Most Common Causes of Drain Clogs
& How to Prevent Them
At home or in the office you may have noticed that one of the most common problems that arise in sinks and toilets is a clogged drain. If a drain is carrying water or waste material, the idea of a clogged drain is no one's idea of a good time. In the plumbing industry, we have seen nearly every object you can imagine clogging drains, from smartphones to children’s lego blocks. Usually, there are the same main culprits for drain clogs. We are going to give you the most common causes for drain clogs with the hope that you will not have to encounter a clogged drain in your near future.
The body can shed a shocking amount of hair in the shower. When you add shaving and brushing your hair over a sink, hair can quickly build up and form a sizable ball that can easily clog a drain.

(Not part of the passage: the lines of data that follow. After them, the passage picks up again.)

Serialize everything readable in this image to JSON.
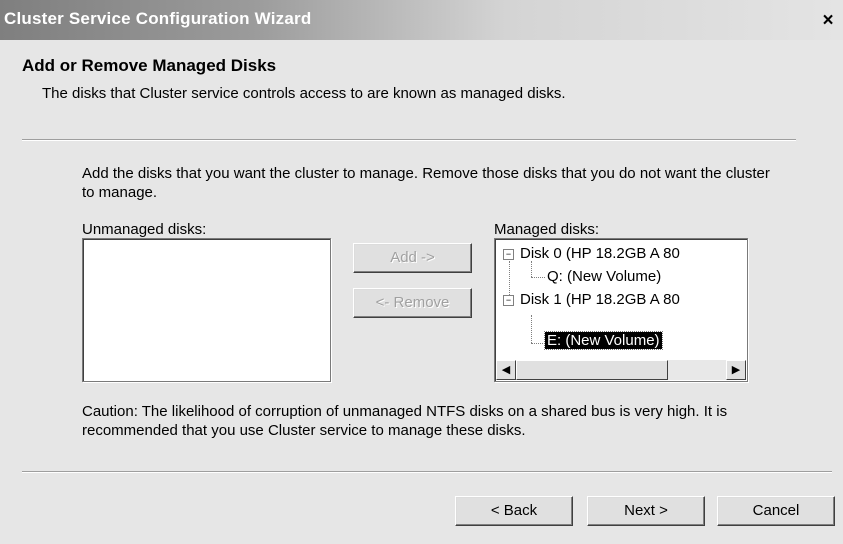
{
  "window": {
    "title": "Cluster Service Configuration Wizard",
    "close_label": "×"
  },
  "header": {
    "title": "Add or Remove Managed Disks",
    "subtitle": "The disks that Cluster service controls access to are known as managed disks."
  },
  "instructions": "Add the disks that you want the cluster to manage. Remove those disks that you do not want the cluster to manage.",
  "unmanaged": {
    "label": "Unmanaged disks:",
    "items": []
  },
  "managed": {
    "label": "Managed disks:",
    "tree": [
      {
        "label": "Disk 0 (HP    18.2GB A 80",
        "expander": "−"
      },
      {
        "label": "Q: (New Volume)"
      },
      {
        "label": "Disk 1 (HP    18.2GB A 80",
        "expander": "−"
      },
      {
        "label": "E: (New Volume)",
        "selected": true
      }
    ]
  },
  "buttons": {
    "add": "Add ->",
    "remove": "<- Remove",
    "back": "< Back",
    "next": "Next >",
    "cancel": "Cancel"
  },
  "scrollbar": {
    "left_arrow": "◀",
    "right_arrow": "▶"
  },
  "caution": "Caution: The likelihood of corruption of unmanaged NTFS disks on a shared bus is very high. It is recommended that you use Cluster service to manage these disks."
}
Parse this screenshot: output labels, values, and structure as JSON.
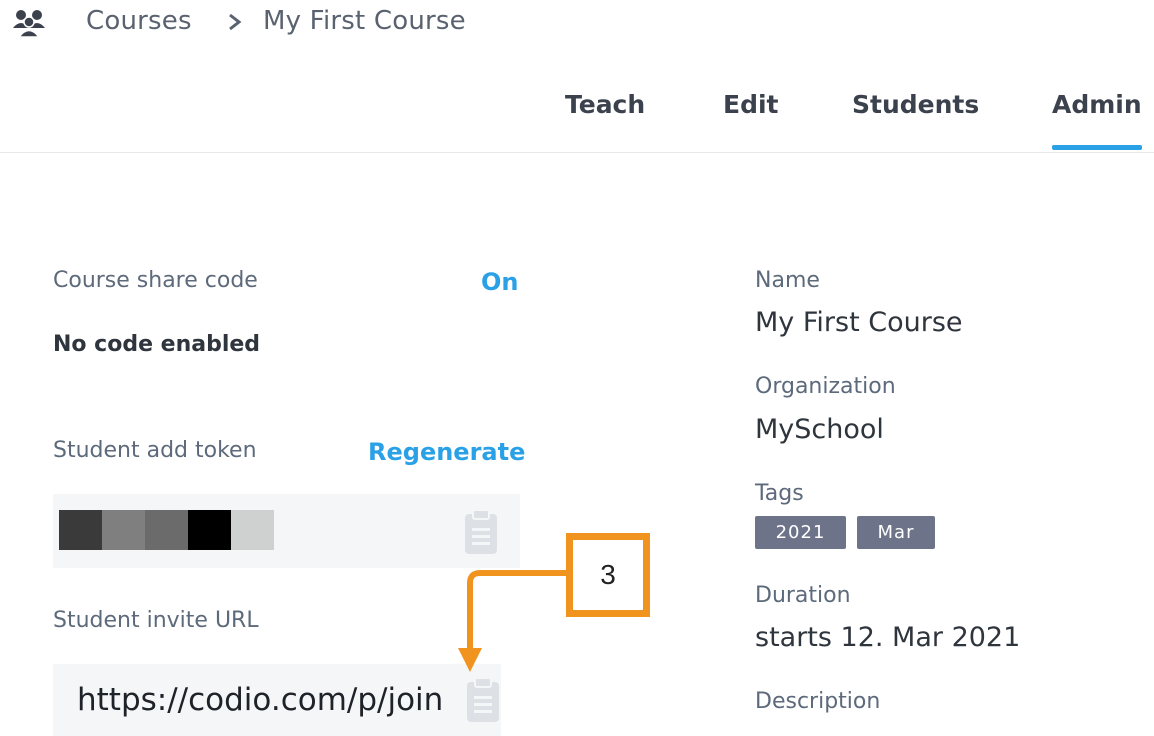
{
  "breadcrumb": {
    "icon": "users-icon",
    "root": "Courses",
    "current": "My First Course"
  },
  "tabs": [
    {
      "label": "Teach",
      "active": false
    },
    {
      "label": "Edit",
      "active": false
    },
    {
      "label": "Students",
      "active": false
    },
    {
      "label": "Admin",
      "active": true
    }
  ],
  "share": {
    "label": "Course share code",
    "toggle": "On",
    "status": "No code enabled"
  },
  "token": {
    "label": "Student add token",
    "action": "Regenerate",
    "copy_icon": "clipboard-icon",
    "masked_colors": [
      "#3a3a3a",
      "#7f7f7f",
      "#6b6b6b",
      "#000000",
      "#cfd0d0"
    ]
  },
  "invite": {
    "label": "Student invite URL",
    "url": "https://codio.com/p/join",
    "copy_icon": "clipboard-icon"
  },
  "details": {
    "name_label": "Name",
    "name_value": "My First Course",
    "org_label": "Organization",
    "org_value": "MySchool",
    "tags_label": "Tags",
    "tags": [
      "2021",
      "Mar"
    ],
    "duration_label": "Duration",
    "duration_value": "starts 12. Mar 2021",
    "description_label": "Description"
  },
  "annotation": {
    "number": "3"
  },
  "colors": {
    "accent": "#2aa1e6",
    "callout": "#f1931f",
    "tag_bg": "#6d7489"
  }
}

There are steps you can take to remedy this type of clog from occurring as frequently. Brushing your hair before showering is a great way to get excess hair off your head before it flows down the drain. You can also install a simple mesh screen or a hair collector over the shower drain, both of which can be purchased online. Another good way to break up hair clogs is to put ¼ cup of baking soda into the drain once per week, flushing it down with hot water and finishing with a cup of vinegar.
Another common offender for drain clogging is the accumulation of toilet paper or other toiletry items. Flushable wipes, though labeled “flushable,” will make it down your toilet but will eventually clog the sewer system. Cities have spent millions of dollars on unclogging sewer systems from these “flushable” wipes. Sticking to lighter-ply toilet paper is your best bet. Try keeping all other paper products from going down the toilet including paper towels, napkins, makeup wipes or feminine hygiene products. Simply put, anything that is NOT toilet paper doesn’t belong down the toilet.
Oil, Fat and Grease
These three cooking products are definitely not a friend to your drain. It may be easy to trick yourself into thinking that running scalding hot water while you pour these products down the sink or garbage disposal will prevent them from causing harm to your drainage system. This is a fallacy. Oil, fat and grease will bind to the inside of your pipes, eventually building up to cause a clog. It is much better to let hot bacon grease or oil cool and then empty it into a disposable container to then dispose of it in a trash can. Other fatty substances that are better off in the trash can are fatty meat trimmings, chocolate, starchy foods and butter.
It may seem like a good idea to dump your animal’s waste down the same system that you use, but this is a big no-no in the plumbing world. All cat litter is made up of clay-based material that, when it gets wet, forms into a cement-like substance. Cat litter is also sharp-edged and has a tendency to get caught on other things that are hanging out in your drain. This will eventually lead to a major back-up. It is best to dispose of cat litter and all animal waste in little baggies into a trash can.
This type of buildup is referring to lime or calcium building up on the inside of your pipes from hard water. Some of the signs that you may have mineral buildup include low water pressure, streaks on dishes, soap scum buildup or noticeably higher energy bills. For appliances like a coffee maker, you can use a rinse of white vinegar, which will usually do the job. You should stay away from store-bought abrasive chemicals and call your plumber if other mineral buildup clogs persist.
Sometimes it may skip your mind and one or two of these non-flushable items will end up in the toilet - especially if you have children who find flushing things down the toilet entertaining. If you take these precautionary steps you will find your drains will be clogged less often, as well as a far fewer number of times you need to send off search parties for the plunger.